Transport group Go-Ahead said today that its bus operations were continuinig to perform strongly in the run up to its year-end.

Go-Ahead, which includes the Anglian Bus, Hedingham and Chambers bus companies in Suffolk and Essex, said revenues from its deregulated bus services outside London were on course for growth of 8% in the year to June 29 overall, and 4% excluding acquisitions.

Its regulated bus services in the capital where expected to achieve growth of 12.5% in total and 6.5% excluding acquisitions, with underlying figures of 11% and 5% respectively stripping out the effects of last summer’s Olympics.

Revenues from its Southern, Southeastern and London Midland rail franchises would show growth of around 5%, 8% and 12% respectively, or 4.5%, 7% and 11% excluding the Olympic effect.

However, Go-Ahead said that profitability within the rail division would be hit by higher than expected costs during the fourth quarter.

Group chief executive David Brown said: “I am pleased to report continuing resilience across our operations. Both our bus and rail divisions have seen improved growth in passenger numbers in recent weeks, following the effect of adverse weather previously reported in the third quarter.

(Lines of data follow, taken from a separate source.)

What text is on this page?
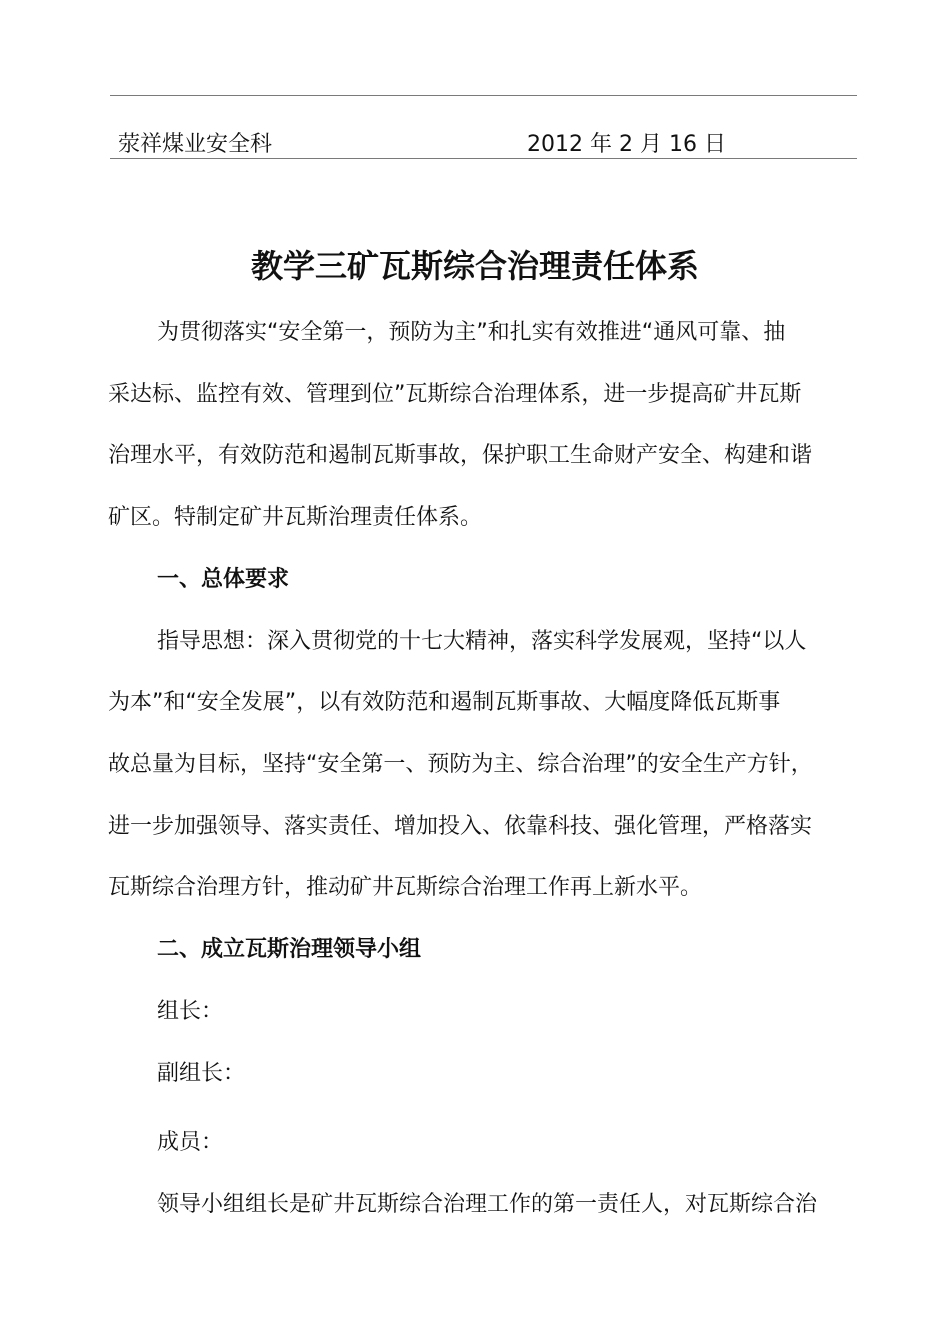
荥祥煤业安全科	2012 年 2 月 16 日
教学三矿瓦斯综合治理责任体系
为贯彻落实“安全第一，预防为主”和扎实有效推进“通风可靠、抽
采达标、监控有效、管理到位”瓦斯综合治理体系，进一步提高矿井瓦斯
治理水平，有效防范和遏制瓦斯事故，保护职工生命财产安全、构建和谐
矿区。特制定矿井瓦斯治理责任体系。
一、总体要求
指导思想：深入贯彻党的十七大精神，落实科学发展观，坚持“以人
为本”和“安全发展”，以有效防范和遏制瓦斯事故、大幅度降低瓦斯事
故总量为目标，坚持“安全第一、预防为主、综合治理”的安全生产方针，
进一步加强领导、落实责任、增加投入、依靠科技、强化管理，严格落实
瓦斯综合治理方针，推动矿井瓦斯综合治理工作再上新水平。
二、成立瓦斯治理领导小组
组长：
副组长：
成员：
领导小组组长是矿井瓦斯综合治理工作的第一责任人，对瓦斯综合治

“Our bus division continues to trade well and is on track to deliver a better than expected result for the full year as we start to see the benefits of cost initiatives coupled with continued revenue growth. We are making good progress towards our target to organically grow bus operating profit to £100m by 2015/16.

“In rail, our team is working hard to deliver strong bids for both the Docklands Light Railway and Thameslink franchises. We also look forward to working with the Department for Transport in the coming months to agree terms for the full franchise extensions for Southeastern and London Midland announced in March.”

And he added: “Whilst our overall expectations for the full year remain unchanged, we now expect a greater proportion of group operating profit to come from the bus division.”